The following syllabus assumes a program consisting
of five workshops, each 90 minutes, with two weeks between
each workshop.
This step shows owners that they usually have more knowledge and experience
than they imagine and therein lays the beginnings of a formal marketing and
sales business process. All possible sources for discovering documents and
information from previous experience are reviewed. This material is used for
list building, lessons learned, and identification of benefits and features.
Competitive analysis is also covered.
All the resources that ultimately will be needed to organize and implement
the process are presented. Owners are helped to think through what they can
do themselves, where they may need help, which tasks should be tackled early
on and which should be left for later. A simple plan and timeline is used to
carry out the near term tasks.
Positioning is explained. Positioning issues are explored so that owners can
develop value propositions, propositions that evolve into the raw ideas, words,
and phrases that will be the basis of the content of marketing and sales materials.
Here participants prepare a copy platform, one statement that comprises the
basic themes and messages to be used in all communications. Examples of “brain
dumps” are given and owners are asked to do their own. They are then
shown how to edit and polish their statements into a platform.
A simple, brief test marketing campaign is conducted to validate the themes
and messages. Using their platforms, owners are asked to prepare the campaign’s
instruments (a letter, a telemarketing script, and a short list) and then make
cold calls to the list.
With the soundness of the approach proven, a basic brochure and upgrade to
the existing Web site (or a new site) are developed, based on the copy platform.
Participants are given ideas and guidelines for preparing these tools, with
the watchwords being “simple” and “affordable.”
Why purchase of the right lists are crucial to the process and how to shop
for them are the subjects of this step.
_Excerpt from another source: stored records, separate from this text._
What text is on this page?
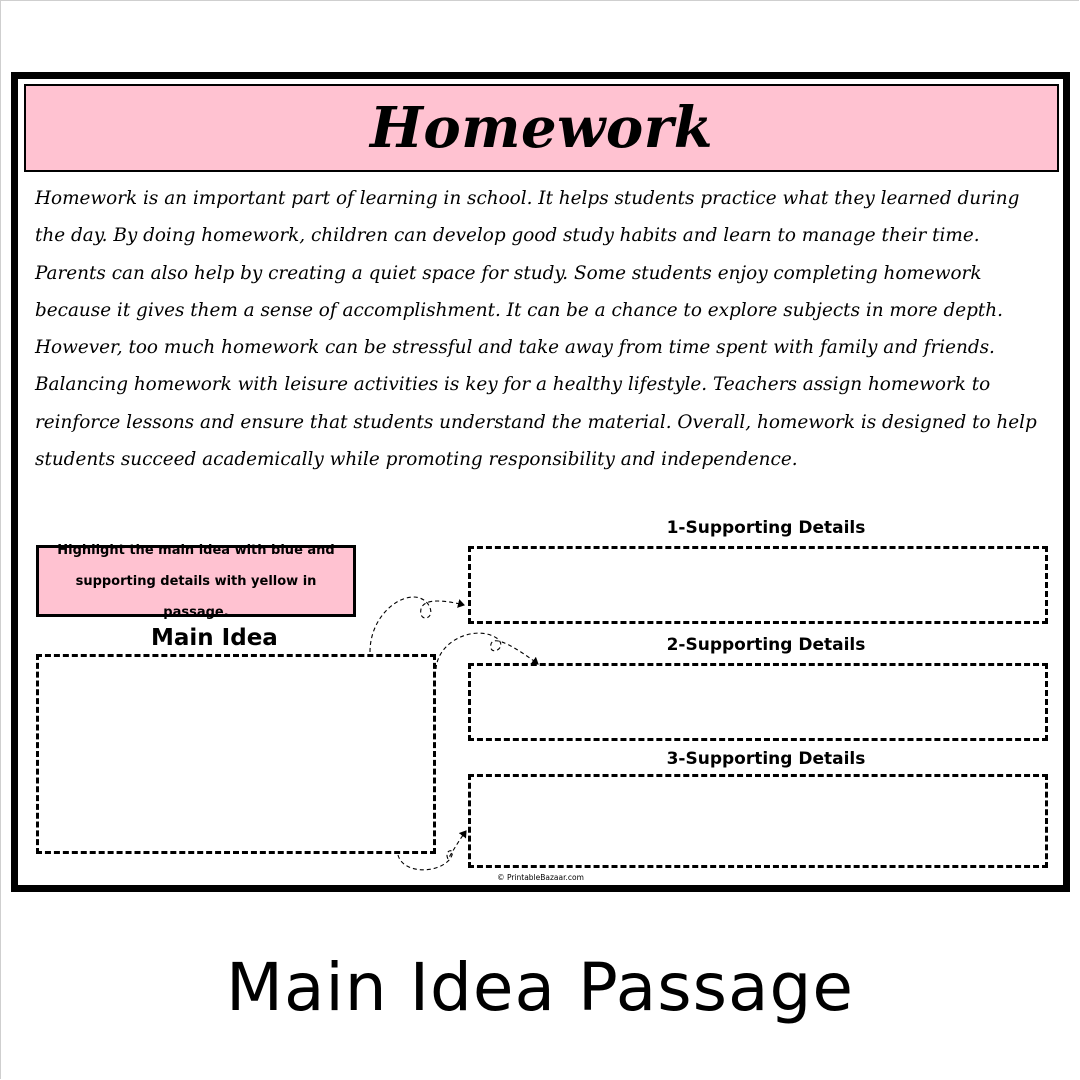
Homework

Homework is an important part of learning in school. It helps students practice what they learned during the day. By doing homework, children can develop good study habits and learn to manage their time. Parents can also help by creating a quiet space for study. Some students enjoy completing homework because it gives them a sense of accomplishment. It can be a chance to explore subjects in more depth. However, too much homework can be stressful and take away from time spent with family and friends. Balancing homework with leisure activities is key for a healthy lifestyle. Teachers assign homework to reinforce lessons and ensure that students understand the material. Overall, homework is designed to help students succeed academically while promoting responsibility and independence.

Highlight the main idea with blue and supporting details with yellow in passage.
Main Idea
1-Supporting Details
2-Supporting Details
3-Supporting Details
© PrintableBazaar.com
Main Idea Passage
Different kinds of lists and their
constituent parts are described.
The matrix is used to leverage the valuable marketing tools owners develop.
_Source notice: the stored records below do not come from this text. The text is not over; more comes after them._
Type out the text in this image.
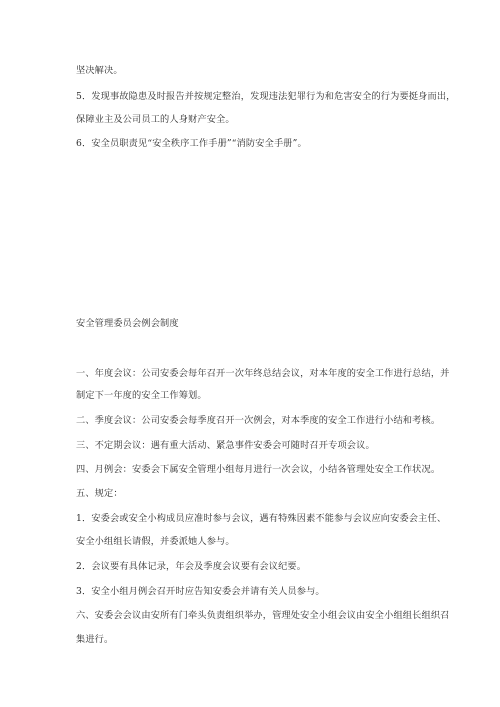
坚决解决。
5．发现事故隐患及时报告并按规定整治，发现违法犯罪行为和危害安全的行为要挺身而出，
保障业主及公司员工的人身财产安全。
6．安全员职责见“安全秩序工作手册”“消防安全手册”。
安全管理委员会例会制度
一、年度会议：公司安委会每年召开一次年终总结会议，对本年度的安全工作进行总结，并
制定下一年度的安全工作筹划。
二、季度会议：公司安委会每季度召开一次例会，对本季度的安全工作进行小结和考核。
三、不定期会议：遇有重大活动、紧急事件安委会可随时召开专项会议。
四、月例会：安委会下属安全管理小组每月进行一次会议，小结各管理处安全工作状况。
五、规定：
1．安委会或安全小构成员应准时参与会议，遇有特殊因素不能参与会议应向安委会主任、
安全小组组长请假，并委派她人参与。
2．会议要有具体记录，年会及季度会议要有会议纪要。
3．安全小组月例会召开时应告知安委会并请有关人员参与。
六、安委会会议由安所有门牵头负责组织举办，管理处安全小组会议由安全小组组长组织召
集进行。
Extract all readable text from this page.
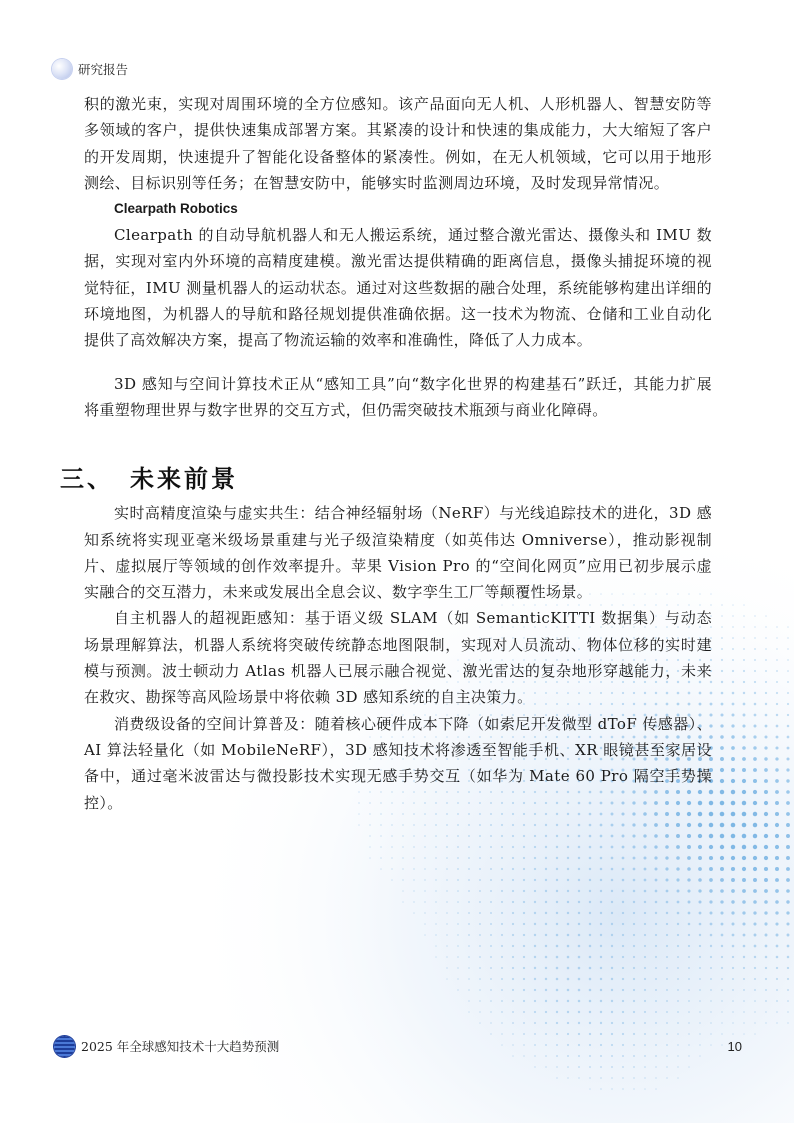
研究报告

积的激光束，实现对周围环境的全方位感知。该产品面向无人机、人形机器人、智慧安防等多领域的客户，提供快速集成部署方案。其紧凑的设计和快速的集成能力，大大缩短了客户的开发周期，快速提升了智能化设备整体的紧凑性。例如，在无人机领域，它可以用于地形测绘、目标识别等任务；在智慧安防中，能够实时监测周边环境，及时发现异常情况。

Clearpath Robotics

Clearpath 的自动导航机器人和无人搬运系统，通过整合激光雷达、摄像头和 IMU 数据，实现对室内外环境的高精度建模。激光雷达提供精确的距离信息，摄像头捕捉环境的视觉特征，IMU 测量机器人的运动状态。通过对这些数据的融合处理，系统能够构建出详细的环境地图，为机器人的导航和路径规划提供准确依据。这一技术为物流、仓储和工业自动化提供了高效解决方案，提高了物流运输的效率和准确性，降低了人力成本。

3D 感知与空间计算技术正从“感知工具”向“数字化世界的构建基石”跃迁，其能力扩展将重塑物理世界与数字世界的交互方式，但仍需突破技术瓶颈与商业化障碍。

三、 未来前景

实时高精度渲染与虚实共生：结合神经辐射场（NeRF）与光线追踪技术的进化，3D 感知系统将实现亚毫米级场景重建与光子级渲染精度（如英伟达 Omniverse），推动影视制片、虚拟展厅等领域的创作效率提升。苹果 Vision Pro 的“空间化网页”应用已初步展示虚实融合的交互潜力，未来或发展出全息会议、数字孪生工厂等颠覆性场景。

自主机器人的超视距感知：基于语义级 SLAM（如 SemanticKITTI 数据集）与动态场景理解算法，机器人系统将突破传统静态地图限制，实现对人员流动、物体位移的实时建模与预测。波士顿动力 Atlas 机器人已展示融合视觉、激光雷达的复杂地形穿越能力，未来在救灾、勘探等高风险场景中将依赖 3D 感知系统的自主决策力。

消费级设备的空间计算普及：随着核心硬件成本下降（如索尼开发微型 dToF 传感器）、AI 算法轻量化（如 MobileNeRF），3D 感知技术将渗透至智能手机、XR 眼镜甚至家居设备中，通过毫米波雷达与微投影技术实现无感手势交互（如华为 Mate 60 Pro 隔空手势操控）。

2025 年全球感知技术十大趋势预测	10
By using every possible medium available, maximum value of the materials is
gained, including setting the stage for communication with prospects through
their preferred media.
The importance of record keeping is stressed. Contact management systems central
to the process are presented and explained in ways that avoid falling into
the pitfalls of over involvement with technology.
The sales process is daunting for most newcomers. The sales pipeline ladder
breaks the process down into a series of small steps: A. Suspects, B. Interested
Prospects, C. Near Proposal, D. Proposal Submitted, and E. Closing. Each is
a kind of mini-sale that ultimately brings in the customers. The cumulative
effect is the building of a sales pipeline that steadies the business by providing
a continuous flow of leads.
Marketing and sales are about getting to know people — getting to know
them so well that they become loyal customers who are receptive to increasing
their purchases. That’s relationship building. The way to build relationships
is through communications and events. The company’s database is at the
core of the process, hence the phrase, “relationship building through
database marketing.”
Marketing and sales are labor intensive and can become quite complicated. To
make sure that programs run smoothly and efficiently, a few simple project
management tools help keep it all together.
First, make sure the existing customer base is satisfied and the maximum business
possible has been obtained through key account selling and other techniques.
Add new customers to base as you move along. And always remember: marketing
and sales are about enthusiasm.
Plans don’t run on automatic pilot. Responsiveness to market feedback
is essential. This entails nimble adaptation, giving due weight to experience
in preparing new plans.
Plans for the next six-month period, including the materials and activities,
are reviewed to gain readiness for launch.